Liander
Postbus 50
6920AB DUIVEN
Aantekenen. Arnhem, xx november 2020
Mevrouw, Mijnheer
Op 7 november 2020 heb ik een aangetekende brief gestuurd naar Liander.
Een kopie van die brief is eveneens per mail gestuurd naar de Klantenman van Liander en naar DEBITEURENBEHEER@Liander.nl
In dat bericht heb ik aangegeven, dat ik de factuur die u mij stuurde betwist, zoals ik die op voorhand al meerdere keren heb betwist. Daarnaast heb ik aangegeven, dat het sturen van een betalingsherinnering zinloos zou zijn, omdat ik niet ga betalen. Ook het in rekening brengen van incassokosten kan dus niet aan de orde zijn.
Groot was dan ook mijn verbazing dat ik toch een betalingsherinnering ontving, gedateerd 19 november 2020, uw kenmerk xxxxxxxx, waarin ook incassokosten worden opgevoerd.
Ik vermoed dat uw juridische afdeling kan bevestigen, dat het opvoeren van incassokosten achterwege dient te blijven bij een evident betwiste factuur.
Aanvullend op de berichten die ik u heb gestuurd op:
• 22 november, 28 november en 5 december 2019 en
• 11 juni, 17 augustus, 18 augustus en 8 oktober 2020,
alsmede de betwisting van 7 november nog het volgende:
Op 8 augustus 2020 heeft de kantonrechter te Assen vonnis gewezen in een zaak die door Rendo was aangespannen tegen een aangeslotene, waar op initiatief van Rendo de gasaansluiting is verwijderd zonder aanvraag of opdracht van die aangeslotene. Zie;
http://deeplink.rechtspra...d=ECLI:NL:RBNNE:2020:2734
Zowel de inhoudelijke gronden voor de afwijzing van de vordering van de netbeheerder, als de te late (of niet) ter handstelling van de AV zijn ook in mijn geval van toepassing. Een en ander laat onverlet dat ik ook van mening ben dat de AV geen grondslag bieden voor een vordering van kosten voor ongevraagde afsluiting of verwijdering.
Voor de volledigheid zal ik ingaan op de meest cruciale onderdelen van de uitspraak.
De vordering van netbeheerder Rendo is als volgt:
“Rendo vordert van (Consument) € 399,30 voor het 'verwijderen' van de gasaansluiting in zijn woning. Rendo is daartoe overgegaan nadat (Consument) de met haar gesloten aansluit- en transportovereenkomst voor gas (hierna: de ATO) had opgezegd en haar had laten weten dat hij definitief geen gebruik meer wenst te maken van de gasaansluiting.
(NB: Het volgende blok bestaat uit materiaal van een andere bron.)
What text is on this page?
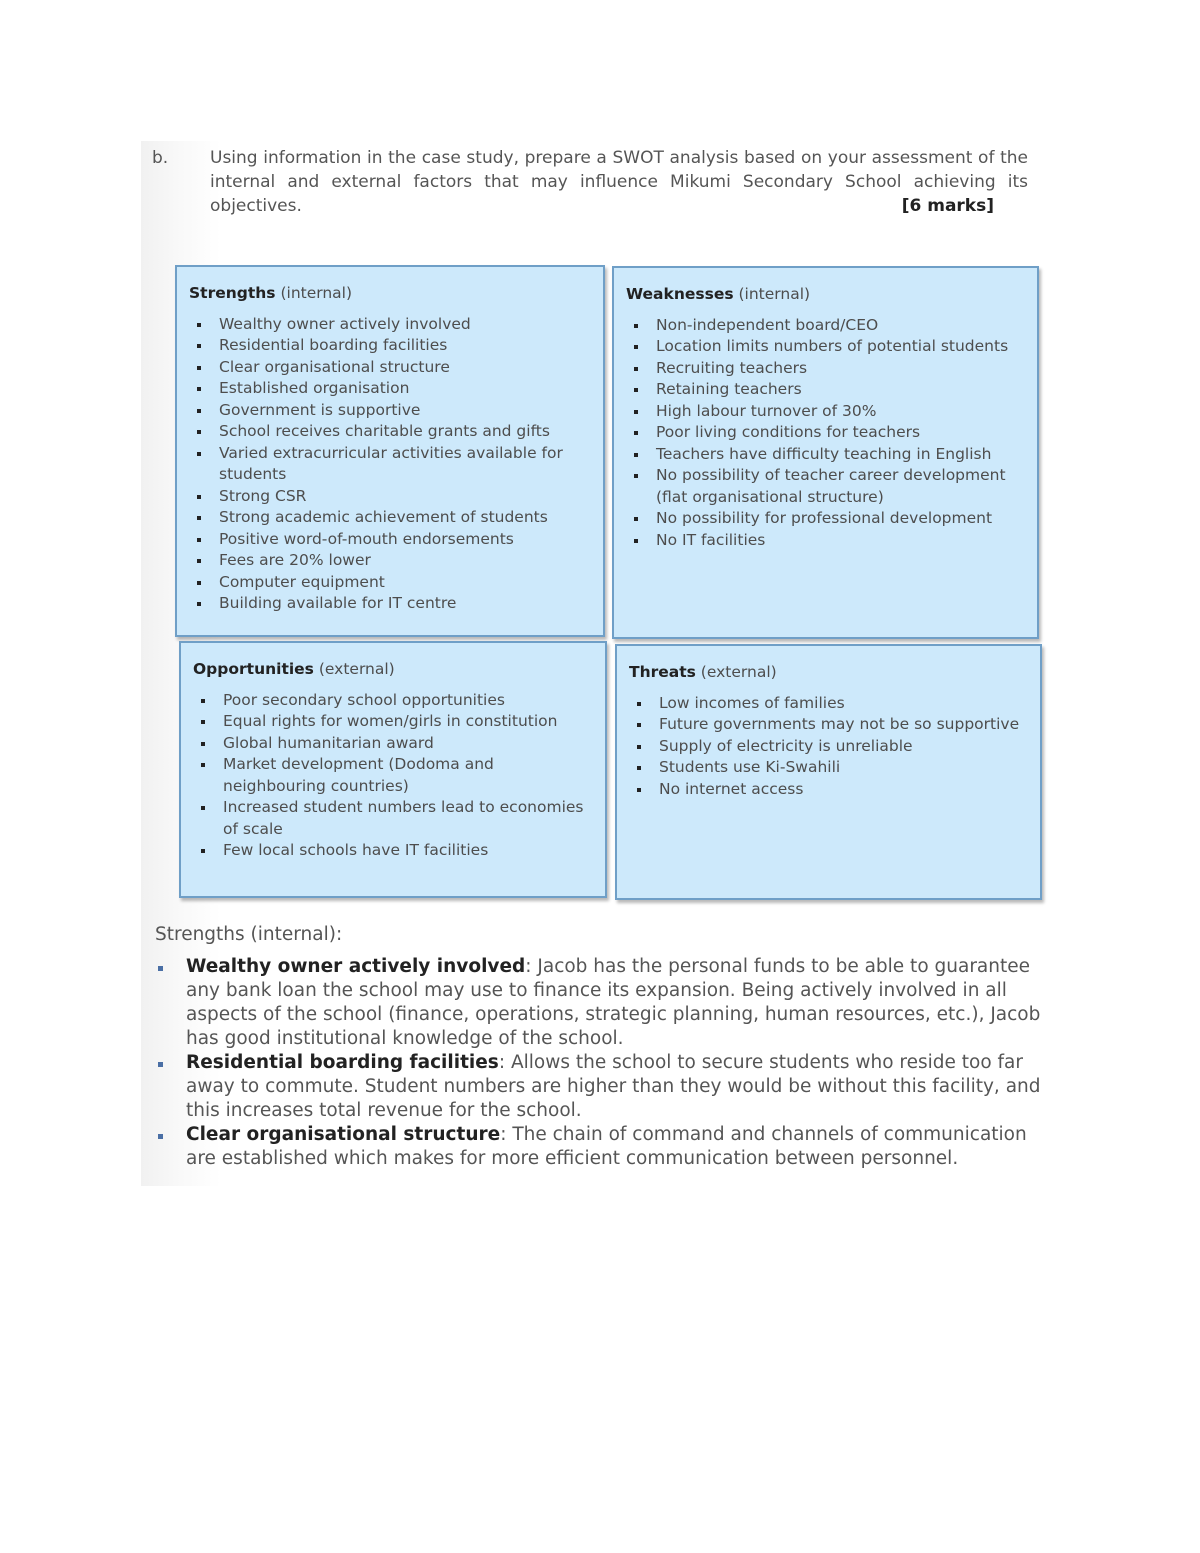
b. Using information in the case study, prepare a SWOT analysis based on your assessment of the internal and external factors that may influence Mikumi Secondary School achieving its objectives.	[6 marks]
Strengths (internal)
Wealthy owner actively involved
Residential boarding facilities
Clear organisational structure
Established organisation
Government is supportive
School receives charitable grants and gifts
Varied extracurricular activities available for students
Strong CSR
Strong academic achievement of students
Positive word-of-mouth endorsements
Fees are 20% lower
Computer equipment
Building available for IT centre
Weaknesses (internal)
Non-independent board/CEO
Location limits numbers of potential students
Recruiting teachers
Retaining teachers
High labour turnover of 30%
Poor living conditions for teachers
Teachers have difficulty teaching in English
No possibility of teacher career development (flat organisational structure)
No possibility for professional development
No IT facilities
Opportunities (external)
Poor secondary school opportunities
Equal rights for women/girls in constitution
Global humanitarian award
Market development (Dodoma and neighbouring countries)
Increased student numbers lead to economies of scale
Few local schools have IT facilities
Threats (external)
Low incomes of families
Future governments may not be so supportive
Supply of electricity is unreliable
Students use Ki-Swahili
No internet access
Strengths (internal):
Wealthy owner actively involved: Jacob has the personal funds to be able to guarantee any bank loan the school may use to finance its expansion. Being actively involved in all aspects of the school (finance, operations, strategic planning, human resources, etc.), Jacob has good institutional knowledge of the school.
Residential boarding facilities: Allows the school to secure students who reside too far away to commute. Student numbers are higher than they would be without this facility, and this increases total revenue for the school.
Clear organisational structure: The chain of command and channels of communication are established which makes for more efficient communication between personnel.
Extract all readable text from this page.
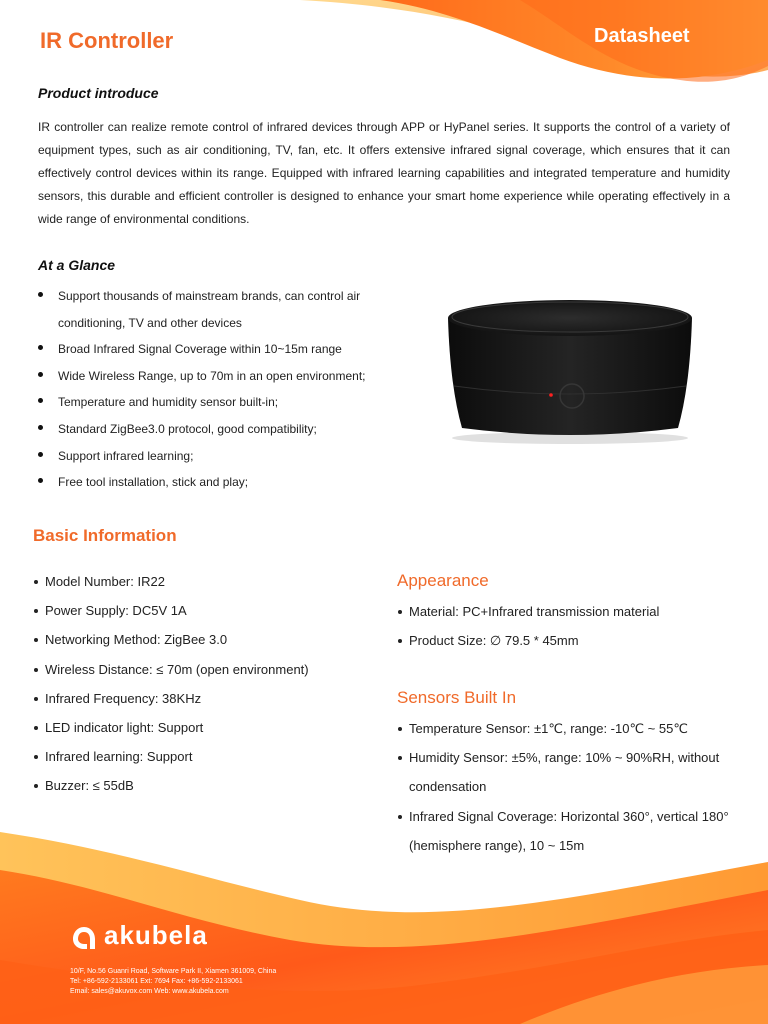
IR Controller	Datasheet
Product introduce
IR controller can realize remote control of infrared devices through APP or HyPanel series. It supports the control of a variety of equipment types, such as air conditioning, TV, fan, etc. It offers extensive infrared signal coverage, which ensures that it can effectively control devices within its range. Equipped with infrared learning capabilities and integrated temperature and humidity sensors, this durable and efficient controller is designed to enhance your smart home experience while operating effectively in a wide range of environmental conditions.
At a Glance
Support thousands of mainstream brands, can control air conditioning, TV and other devices
Broad Infrared Signal Coverage within 10~15m range
Wide Wireless Range, up to 70m in an open environment;
Temperature and humidity sensor built-in;
Standard ZigBee3.0 protocol, good compatibility;
Support infrared learning;
Free tool installation, stick and play;
Basic Information
Model Number: IR22
Power Supply: DC5V 1A
Networking Method: ZigBee 3.0
Wireless Distance: ≤ 70m (open environment)
Infrared Frequency: 38KHz
LED indicator light: Support
Infrared learning: Support
Buzzer: ≤ 55dB
Appearance
Material: PC+Infrared transmission material
Product Size: ∅ 79.5 * 45mm
Sensors Built In
Temperature Sensor: ±1℃, range: -10℃ ~ 55℃
Humidity Sensor: ±5%, range: 10% ~ 90%RH, without condensation
Infrared Signal Coverage: Horizontal 360°, vertical 180° (hemisphere range), 10 ~ 15m
akubela
10/F, No.56 Guanri Road, Software Park II, Xiamen 361009, China
Tel: +86-592-2133061 Ext: 7694 Fax: +86-592-2133061
Email: sales@akuvox.com Web: www.akubela.com
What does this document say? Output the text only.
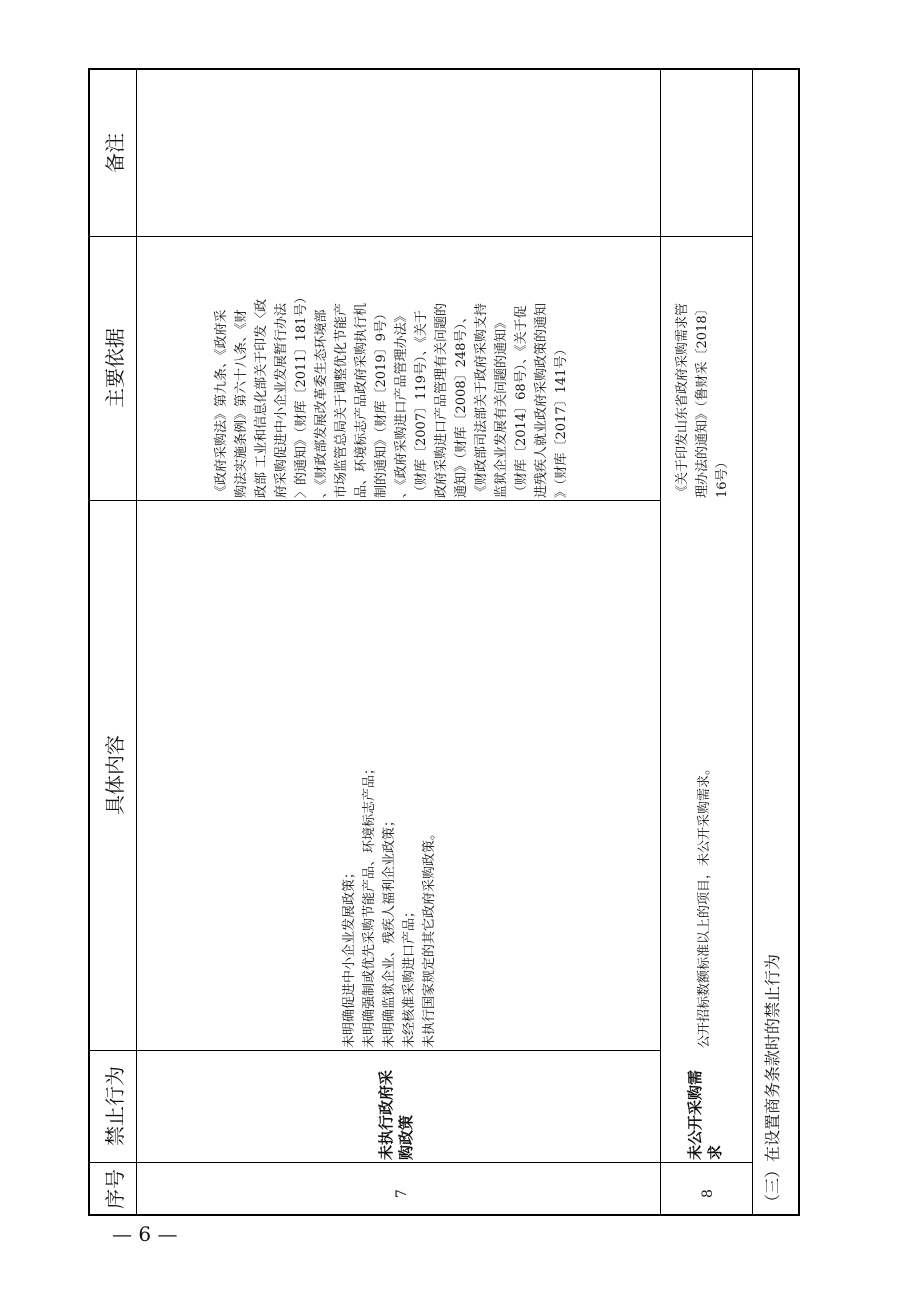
备注
主要依据
具体内容
禁止行为
序号
《政府采购法》第九条、《政府采
购法实施条例》第六十八条、《财
政部 工业和信息化部关于印发〈政
府采购促进中小企业发展暂行办法
〉的通知》（财库〔2011〕181号）
、《财政部发展改革委生态环境部
市场监管总局关于调整优化节能产
品、环境标志产品政府采购执行机
制的通知》（财库〔2019〕9号）
、《政府采购进口产品管理办法》
（财库〔2007〕119号）、《关于
政府采购进口产品管理有关问题的
通知》（财库〔2008〕248号）、
《财政部司法部关于政府采购支持
监狱企业发展有关问题的通知》
（财库〔2014〕68号）、《关于促
进残疾人就业政府采购政策的通知
》（财库〔2017〕141号）
未明确促进中小企业发展政策；
未明确强制或优先采购节能产品、环境标志产品；
未明确监狱企业、残疾人福利企业政策；
未经核准采购进口产品；
未执行国家规定的其它政府采购政策。
未执行政府采
购政策
7
《关于印发山东省政府采购需求管
理办法的通知》（鲁财采〔2018〕
16号）
公开招标数额标准以上的项目，未公开采购需求。
未公开采购需
求
8	（三）在设置商务条款时的禁止行为
— 6 —
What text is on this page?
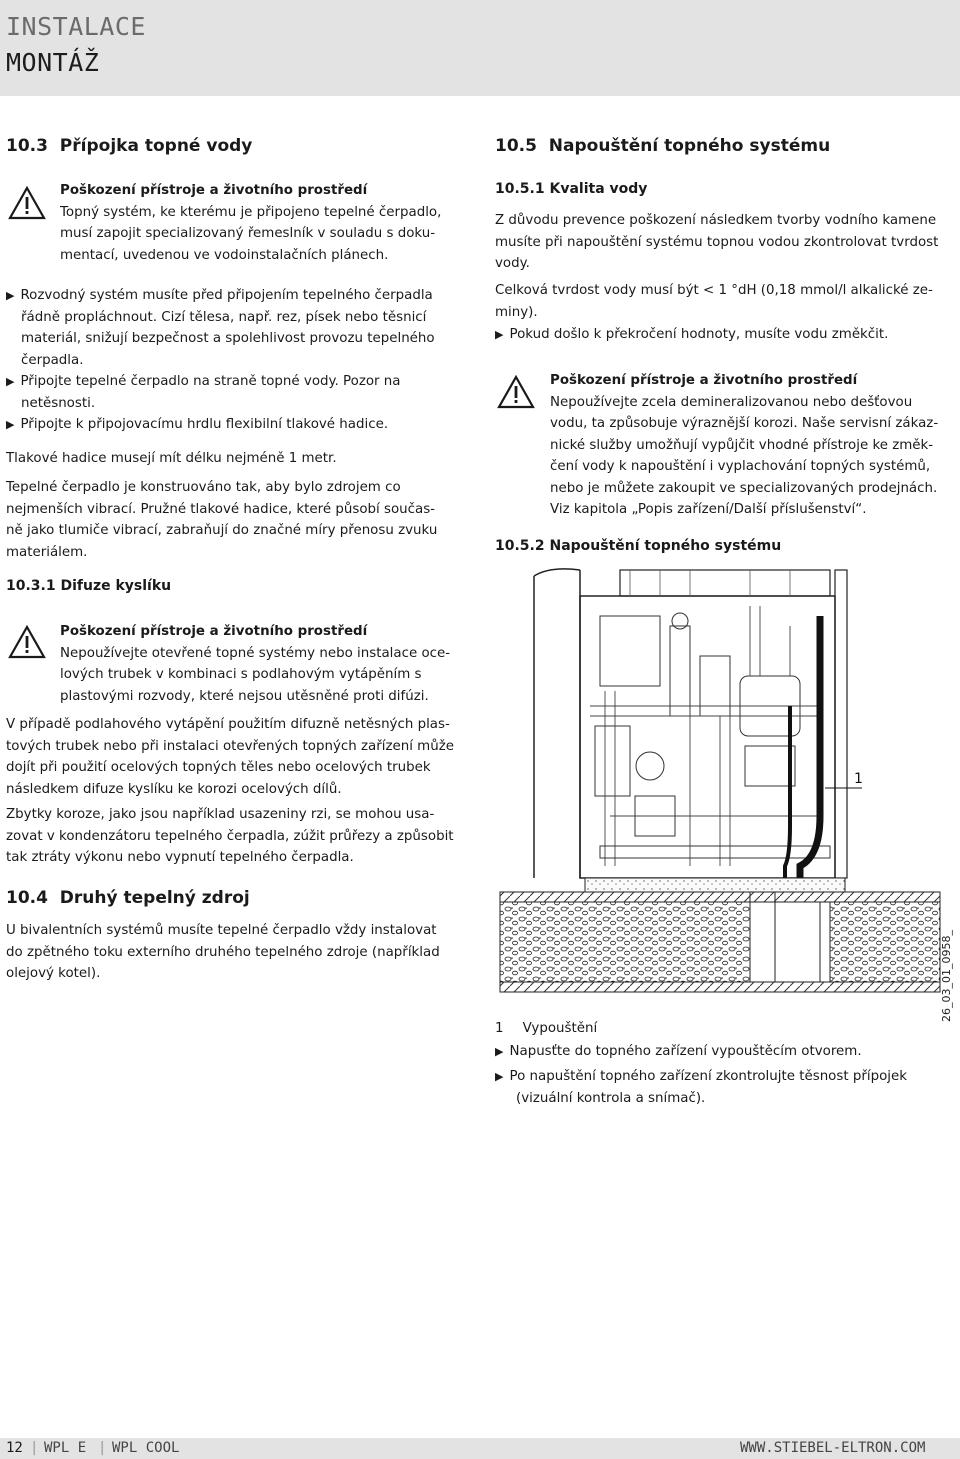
INSTALACE
MONTÁŽ
10.3 Přípojka topné vody
Poškození přístroje a životního prostředí
Topný systém, ke kterému je připojeno tepelné čerpadlo,
musí zapojit specializovaný řemeslník v souladu s doku-
mentací, uvedenou ve vodoinstalačních plánech.
▶ Rozvodný systém musíte před připojením tepelného čerpadla
řádně propláchnout. Cizí tělesa, např. rez, písek nebo těsnicí
materiál, snižují bezpečnost a spolehlivost provozu tepelného
čerpadla.
▶ Připojte tepelné čerpadlo na straně topné vody. Pozor na
netěsnosti.
▶ Připojte k připojovacímu hrdlu flexibilní tlakové hadice.
Tlakové hadice musejí mít délku nejméně 1 metr.
Tepelné čerpadlo je konstruováno tak, aby bylo zdrojem co
nejmenších vibrací. Pružné tlakové hadice, které působí součas-
ně jako tlumiče vibrací, zabraňují do značné míry přenosu zvuku
materiálem.
10.3.1 Difuze kyslíku
Poškození přístroje a životního prostředí
Nepoužívejte otevřené topné systémy nebo instalace oce-
lových trubek v kombinaci s podlahovým vytápěním s
plastovými rozvody, které nejsou utěsněné proti difúzi.
V případě podlahového vytápění použitím difuzně netěsných plas-
tových trubek nebo při instalaci otevřených topných zařízení může
dojít při použití ocelových topných těles nebo ocelových trubek
následkem difuze kyslíku ke korozi ocelových dílů.
Zbytky koroze, jako jsou například usazeniny rzi, se mohou usa-
zovat v kondenzátoru tepelného čerpadla, zúžit průřezy a způsobit
tak ztráty výkonu nebo vypnutí tepelného čerpadla.
10.4 Druhý tepelný zdroj
U bivalentních systémů musíte tepelné čerpadlo vždy instalovat
do zpětného toku externího druhého tepelného zdroje (například
olejový kotel).
10.5 Napouštění topného systému
10.5.1 Kvalita vody
Z důvodu prevence poškození následkem tvorby vodního kamene
musíte při napouštění systému topnou vodou zkontrolovat tvrdost
vody.
Celková tvrdost vody musí být < 1 °dH (0,18 mmol/l alkalické ze-
miny).
▶ Pokud došlo k překročení hodnoty, musíte vodu změkčit.
Poškození přístroje a životního prostředí
Nepoužívejte zcela demineralizovanou nebo dešťovou
vodu, ta způsobuje výraznější korozi. Naše servisní zákaz-
nické služby umožňují vypůjčit vhodné přístroje ke změk-
čení vody k napouštění i vyplachování topných systémů,
nebo je můžete zakoupit ve specializovaných prodejnách.
Viz kapitola „Popis zařízení/Další příslušenství“.
10.5.2 Napouštění topného systému
1
26_03_01_0958_
1 Vypouštění
▶ Napusťte do topného zařízení vypouštěcím otvorem.
▶ Po napuštění topného zařízení zkontrolujte těsnost přípojek
(vizuální kontrola a snímač).
12 | WPL E | WPL COOL	WWW.STIEBEL-ELTRON.COM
Rendo stelt dat zij op grond van die ATO, de bijbehorende Algemene Voorwaarden, de Tarievencode Gas en de Gaswet voor die verwijdering een eenmalige vergoeding aan (Consument) in rekening mag en moet brengen.”
Ik zie geen verschil met mijn situatie.
De conclusie van de kantonrechter is als volgt:
“Alles overziende is de kantonrechter van oordeel dat Rendo onvoldoende heeft onderbouwd dat er een wettelijke grondslag is om de kosten voor het (ongevraagd) verwijderen van de gasafsluiting aan (Consument) in rekening te brengen.
Dat Rendo op grond van artikel 10 van de Gaswet verplicht is te zorgen voor een veilig gasnet en netverlies moet voorkomen en daarom genoodzaakt is om een aansluiting, waarvan definitief of gedurende een langere tijd geen gebruik meer wordt gemaakt, te verwijderen, leidt niet tot een andere conclusie. (Consument) betwist de noodzaak om over te gaan tot verwijdering, maar ook als die er wel zou zijn volgt daaruit nog niet dat Rendo de verwijderingskosten die zij voor de uitvoering van die wettelijke taak moet maken aan (Consument) in rekening kan brengen. Ook niet indien bedacht wordt dat de meter eigendom is van Rendo en zich in de woning van (Consument) bevindt. De kantonrechter neemt daarbij in aanmerking dat (Consument) de ATO op ieder gewenst moment mocht opzeggen en daarna (wat Rendo kan controleren) ook geen gebruik meer van de aansluiting heeft gemaakt. Het argument van Rendo dat ook verwijderingskosten door tarieven en vergoedingen moeten worden gedekt is goed te volgen, maar voor het doorberekenen aan een aangeslotene moet een contractuele of wettelijke basis bestaan.”
De ratio decidendi is helder geformuleerd en niet anders te interpreteren dan dat Liander ook in mijn geval geen grondslag heeft voor het in rekening brengen van kosten voor ‘verwijdering’.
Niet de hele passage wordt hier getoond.